Yazımı uzattım, farkındayım. Özetle şunu söylemek istiyorum. Diyanet bir hayra sebep olmak için cami ve Kur’an Kursları yapmaya kalkan hayırseverleri kırmayayım düşüncesini bir tarafa bırakmalı. Nüfusa ve mesafeye uygun cami ve Kur’an Kursu yeri planlamalı. Yeni cami ve Kur’an Kursu yapımında veya diğer ihtiyaçlarda kullanmak veya mevcut binaların yapım-onarım vb ihtiyaçlarını karşılamak için bağlı bulunduğu makama “Müslümanlık vergisi” adı altında bir vergi konsun önerisi götürebilir. Makam uygun görürse böyle bir vergi için Meclise birileri kanun teklifi verir.
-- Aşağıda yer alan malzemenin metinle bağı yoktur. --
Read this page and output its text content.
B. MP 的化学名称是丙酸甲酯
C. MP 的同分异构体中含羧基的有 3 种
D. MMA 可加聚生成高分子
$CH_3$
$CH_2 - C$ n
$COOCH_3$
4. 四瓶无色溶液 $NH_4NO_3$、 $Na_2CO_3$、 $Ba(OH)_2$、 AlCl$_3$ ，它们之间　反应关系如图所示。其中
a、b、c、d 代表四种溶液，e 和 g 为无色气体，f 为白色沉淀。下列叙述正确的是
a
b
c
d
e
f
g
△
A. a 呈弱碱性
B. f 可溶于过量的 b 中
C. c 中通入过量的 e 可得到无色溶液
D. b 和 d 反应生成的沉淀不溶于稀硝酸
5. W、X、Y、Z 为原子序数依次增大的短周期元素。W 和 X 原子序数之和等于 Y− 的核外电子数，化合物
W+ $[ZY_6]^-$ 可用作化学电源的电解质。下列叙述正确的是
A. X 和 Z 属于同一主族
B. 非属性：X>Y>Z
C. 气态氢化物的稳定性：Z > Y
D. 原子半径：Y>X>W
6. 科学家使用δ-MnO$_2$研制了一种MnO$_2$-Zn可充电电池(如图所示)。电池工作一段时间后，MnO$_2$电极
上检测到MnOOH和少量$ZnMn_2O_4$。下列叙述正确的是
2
Yok, sergime dokundurmam, ben sergiden vazgeçmem, altın yumurtlayan tavuğumu kestirmem denirse o zaman cami, Kur’an Kursu vb inşaatlar için her yıl “Camiler Haftası” olan 1-7 Ekim tarihleri arasında yılda bir kez camilerde sergi açılsın. Bir daha ki camiler haftasına kadar “muhtelif cami ve Kur’an Kursları” için sergi açılmasın ve toplanan paraya göre planlama yapılsın. Böylece cami ve Kur’an Kursu yapımı da tek elden planlanmış olur.

*19/10/2020 tarihinde Anadolu'da Bugün gazetesinde yayımlanmıştır.